Tuesday, August 31, 2004

Bottling Leftovers London; Birthday Brown Gets Born

Time for an overdue report on the Leftovers London Ale. I bottled it up after 10 days and now it's been 10 more days in the bottle and the mini-keg. The mini-keg will sit for probably another week or two, meanwhile I've popped a tester bottle and the results are very interesting. The first thing I noticed about this beer was that it was highly carbonated. I used two thirds corn sugar to prime, but I'm wondering if I read my measuring cup wrong again and measured three quarters a cup. Other than the high carbonation, neither myself or Lady Heathen Soul could detect any off flavors. We were mostly struck by the effervescence and pale color. This beer turned out less hoppy and a little less bitter than I thought, but the hops end up being rather balanced with the malt. It will probably take more experimentation, but I don't think first wort hops contribute that much bitterness. The wheat seems to have added a little to the mouthfeel and certainly to the head retention. The body is a bit lighter than I had hoped; this may be due to my relatively low mash temp of 148 F. This would be a really good beer if there was another couple of months of summer! I think I'm going to rename this one Sparkling London Ale; as it sort of reminds me of Coopers Sparkling (not a bad thing.) It will be interesting to see how this batch matures.

This past Saturday I took shelter from the rain outside in the comfort my kitchen, also known as the brewhouse, and made a brown ale. I decided on a brown ale because I thought it would be a good beer for autumn. I was also reminiscing the other day about how the time I brewed an autumnal brown ale with my friend Ryan at the defunct Brewing Company No. 9 in Chicago. I used a few different malts that I'm hoping will add complexity to this brew. I also used first wort hops again as well as hops in the mash. Here is the recipe.

Monday, August 09, 2004

A Summer Sparkling Ale

It's still summer and it's still warm; albeit cooler than it was the last time I updated this page. Today I brewed what I hope will turn out to be a decent English Pale Ale or Extra Special Bitter. I'm calling this batch Leftovers London Ale. The "Leftovers" part of the name comes from using leftover grain from previous partial mash batches. The "London Ale" part of the name refers to the yeast I pitched for this batch, Wyeast #1968. The yeast was packaged in the new Activator pack; that advertises that the contents should be ready to pitch in as little as three hours. I activated the pack the morning that I chose to brew and by the time I had chilled the wort (about fours later) the package had started to swell about three-quarters of an inch.

A couple of weeks ago I picked up a five-gallon Rubbermaid brand beverage cooler at Menard's on sale for $10. I bought it to use as a mash tun and for the last couple of weeks I've been pondering just how to implement its use in my little brewery. I ended up fitting the cooler with a Zymico Kewler Kitz Basic Plus purchased from Northern Brewer. On the inside of the cooler I attached a stainless steel lint trap to the Kewler Kitz bulkhead using the tie that came with the trap.
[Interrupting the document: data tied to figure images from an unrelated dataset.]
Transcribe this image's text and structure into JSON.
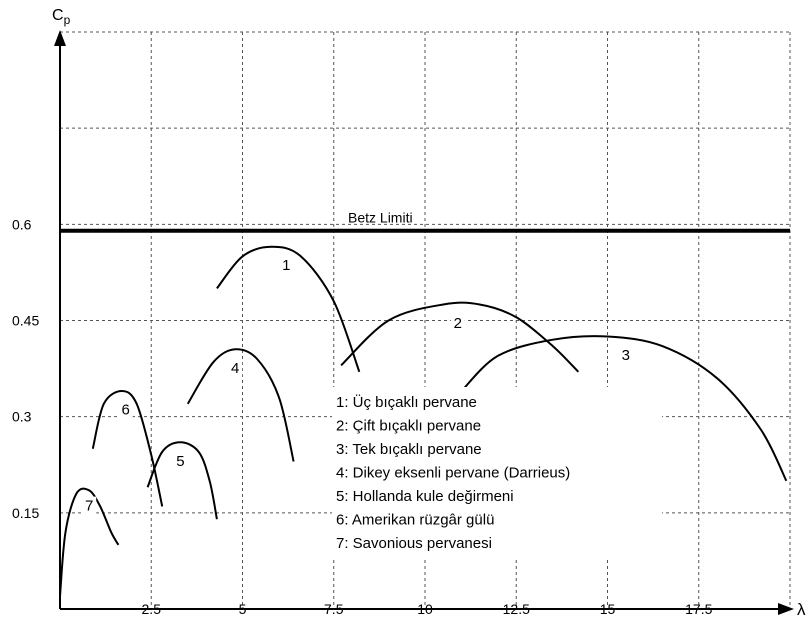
{
  "chart_data": {
    "type": "line",
    "title": "",
    "xlabel": "λ",
    "ylabel_main": "C",
    "ylabel_sub": "p",
    "xlim": [
      0,
      20
    ],
    "ylim": [
      0,
      0.9
    ],
    "grid": true,
    "x_ticks": [
      "2.5",
      "5",
      "7.5",
      "10",
      "12.5",
      "15",
      "17.5"
    ],
    "y_ticks": [
      "0.15",
      "0.3",
      "0.45",
      "0.6"
    ],
    "betz": {
      "label": "Betz Limiti",
      "value": 0.59
    },
    "legend": {
      "placement": "bottom-center",
      "items": [
        "1: Üç bıçaklı pervane",
        "2: Çift bıçaklı pervane",
        "3: Tek bıçaklı pervane",
        "4: Dikey eksenli pervane (Darrieus)",
        "5: Hollanda kule değirmeni",
        "6: Amerikan rüzgâr gülü",
        "7: Savonious pervanesi"
      ]
    },
    "series": [
      {
        "name": "1",
        "label_at": [
          6.2,
          0.53
        ],
        "points": [
          [
            4.3,
            0.5
          ],
          [
            5.0,
            0.55
          ],
          [
            5.8,
            0.565
          ],
          [
            6.6,
            0.55
          ],
          [
            7.5,
            0.48
          ],
          [
            8.2,
            0.37
          ]
        ]
      },
      {
        "name": "2",
        "label_at": [
          10.9,
          0.44
        ],
        "points": [
          [
            7.7,
            0.38
          ],
          [
            9.0,
            0.45
          ],
          [
            10.5,
            0.475
          ],
          [
            11.5,
            0.475
          ],
          [
            12.5,
            0.455
          ],
          [
            13.5,
            0.41
          ],
          [
            14.2,
            0.37
          ]
        ]
      },
      {
        "name": "3",
        "label_at": [
          15.5,
          0.39
        ],
        "points": [
          [
            11.0,
            0.34
          ],
          [
            12.0,
            0.395
          ],
          [
            13.5,
            0.42
          ],
          [
            15.0,
            0.425
          ],
          [
            16.5,
            0.41
          ],
          [
            18.0,
            0.36
          ],
          [
            19.2,
            0.28
          ],
          [
            19.9,
            0.2
          ]
        ]
      },
      {
        "name": "4",
        "label_at": [
          4.8,
          0.37
        ],
        "points": [
          [
            3.5,
            0.32
          ],
          [
            4.2,
            0.385
          ],
          [
            4.8,
            0.405
          ],
          [
            5.4,
            0.39
          ],
          [
            6.0,
            0.33
          ],
          [
            6.4,
            0.23
          ]
        ]
      },
      {
        "name": "5",
        "label_at": [
          3.3,
          0.225
        ],
        "points": [
          [
            2.4,
            0.19
          ],
          [
            2.8,
            0.245
          ],
          [
            3.3,
            0.26
          ],
          [
            3.8,
            0.245
          ],
          [
            4.1,
            0.2
          ],
          [
            4.3,
            0.14
          ]
        ]
      },
      {
        "name": "6",
        "label_at": [
          1.8,
          0.305
        ],
        "points": [
          [
            0.9,
            0.25
          ],
          [
            1.2,
            0.32
          ],
          [
            1.7,
            0.34
          ],
          [
            2.1,
            0.32
          ],
          [
            2.5,
            0.24
          ],
          [
            2.8,
            0.16
          ]
        ]
      },
      {
        "name": "7",
        "label_at": [
          0.8,
          0.155
        ],
        "points": [
          [
            0.0,
            0.02
          ],
          [
            0.15,
            0.12
          ],
          [
            0.45,
            0.18
          ],
          [
            0.8,
            0.185
          ],
          [
            1.1,
            0.16
          ],
          [
            1.4,
            0.12
          ],
          [
            1.6,
            0.1
          ]
        ]
      }
    ]
  }
}
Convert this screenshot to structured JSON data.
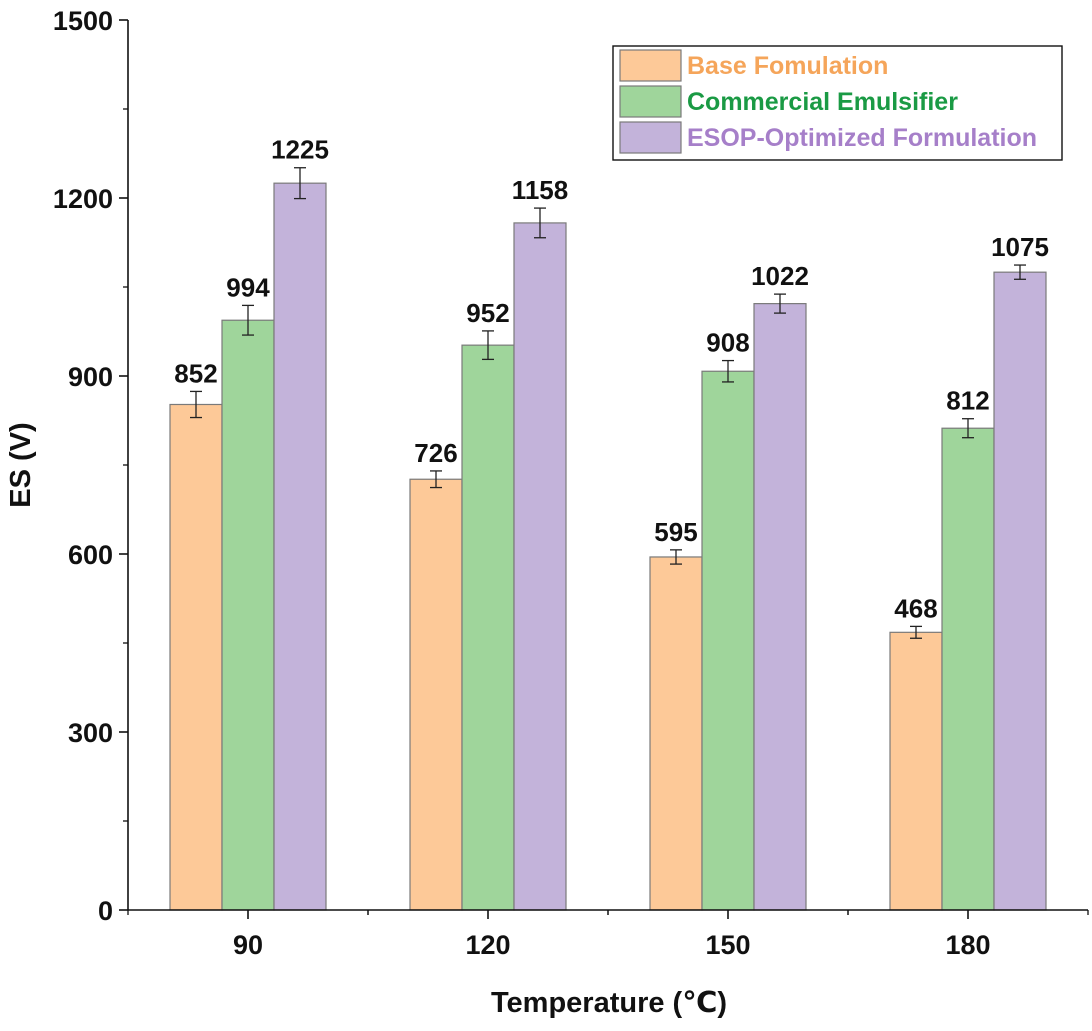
{
  "chart_data": {
    "type": "bar",
    "title": "",
    "xlabel": "Temperature (℃)",
    "ylabel": "ES (V)",
    "categories": [
      "90",
      "120",
      "150",
      "180"
    ],
    "ylim": [
      0,
      1500
    ],
    "yticks": [
      "0",
      "300",
      "600",
      "900",
      "1200",
      "1500"
    ],
    "legend_position": "top-right",
    "series": [
      {
        "name": "Base Fomulation",
        "color": "#fdc998",
        "text_color": "#f5a55a",
        "values": [
          852,
          726,
          595,
          468
        ],
        "labels": [
          "852",
          "726",
          "595",
          "468"
        ],
        "errors": [
          22,
          14,
          12,
          10
        ]
      },
      {
        "name": "Commercial Emulsifier",
        "color": "#9fd59b",
        "text_color": "#1a9a44",
        "values": [
          994,
          952,
          908,
          812
        ],
        "labels": [
          "994",
          "952",
          "908",
          "812"
        ],
        "errors": [
          25,
          24,
          18,
          16
        ]
      },
      {
        "name": "ESOP-Optimized Formulation",
        "color": "#c3b3da",
        "text_color": "#a67fc9",
        "values": [
          1225,
          1158,
          1022,
          1075
        ],
        "labels": [
          "1225",
          "1158",
          "1022",
          "1075"
        ],
        "errors": [
          26,
          25,
          16,
          12
        ]
      }
    ]
  }
}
I still used my fermenter bucket (insulated with a heavy towel) as my lauter tun. No grains ended up in the wort and the lint trap stayed attached to the bulkhead. As far as partial mash brewing is concerned, the system worked pretty well, but as an all-grain setup I would want a higher mash efficiency (see my recipe notes.) The system is certainly an improvement over the first partial mash technique that I used in which I ladled the sparge water over the grains in the colander suspended over the brew kettle. All the parts for the mash tun, including the cooler, cost about $45. Again, the Kewler Kitz are availbe at Northern Brewer, and the other parts (half-inch hose, plumber's tape and lint trap) can be found at your local Ace Hardware store.

Something else I tried with this batch was a technique I've read about called first wort hopping. I read about this in Randy Mosher's new book, Radical Brewing. I added an ounce of Willamette whole hops to the first runnings of the wort that I collected in the brewpot. From what I've read adding these hops at such a point in brewing should add quite a bit of hop character. As the recipe for the London Ale shows, I also added some Kent Goldings pellets for bittering and the rest of the two-ounce bag of Willamettes. I'm eager to taste what effect first wort hopping has on this batch of homebrew. I suspect I might have to make this batch again without first wort hopping to really notice anything.